La DMLA : dépister et traiter

Dégénérescence maculaire liée à l'âge : c'est ce que recouvrent les initiales DMLA. Première cause de cécité chez les individus de plus de 50 ans, elle touche plus d'un million de personnes en France. La dépister précocement  pour la traiter afin de ralentir la progression de cette pathologie est donc une nécessité évidente.

Qu'est-ce que la DMLA ?

Il s'agit d'un vieillissement trop rapide de la macula, qui est le centre de la rétine. Le rôle de la macula est de transmettre 90% de l'information visuelle au cerveau, en particulier les détails et les couleurs, grâce aux grands nombres de cellules visuelles - les cônes - qu'elle contient.

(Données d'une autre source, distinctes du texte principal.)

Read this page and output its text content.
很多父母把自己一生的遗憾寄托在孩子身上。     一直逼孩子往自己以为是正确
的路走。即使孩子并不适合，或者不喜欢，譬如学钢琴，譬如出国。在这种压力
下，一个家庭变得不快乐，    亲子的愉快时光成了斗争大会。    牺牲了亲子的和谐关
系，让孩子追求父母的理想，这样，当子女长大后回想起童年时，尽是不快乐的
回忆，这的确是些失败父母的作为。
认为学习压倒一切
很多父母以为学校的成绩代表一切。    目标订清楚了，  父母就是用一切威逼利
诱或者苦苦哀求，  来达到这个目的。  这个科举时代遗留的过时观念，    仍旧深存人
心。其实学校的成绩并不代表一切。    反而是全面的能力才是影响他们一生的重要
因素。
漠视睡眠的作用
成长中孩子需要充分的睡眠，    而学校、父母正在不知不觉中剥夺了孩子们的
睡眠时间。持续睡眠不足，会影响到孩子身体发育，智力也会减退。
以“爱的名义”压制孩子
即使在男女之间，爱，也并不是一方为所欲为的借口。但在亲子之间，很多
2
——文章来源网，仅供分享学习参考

La DMLA entraîne une apparition de dépôts blanchâtres dans la macula et la disparition de cellules photo réceptrices.
A terme, cette maladie empêche le sujet de lire, d'écrire, de reconnaître les visages, de conduire, lui laissant une acuité visuelle de moins de 1/10.
La DMLA peut se rencontrer sous deux formes : la forme sèche ou atrophique, qui est aussi la plus courante, se manifestant de façon lente et progressive, et la forme exsudative ou humide, plus rare, mais responsables de 90% des cécités.

Les symptômes…

Ils peuvent être assez anodins : gêne à la lecture, à l'écriture pour la DMLA atrophique ; déformations et baisse brutale de l'acuité visuelle, avec difficultés pour évaluer les distances, lignes droites déformées, ou tâches au milieu du champ de vision pour la forme exsudative.


Comment la dépister ?

C'est un examen de fond d'œil qui préside au dépistage : on dilate la pupille avec un collyre et on procède à un examen de la rétine. Des examens plus poussés à faire ultérieurement donneront des précisions sur la forme exacte de la maladie.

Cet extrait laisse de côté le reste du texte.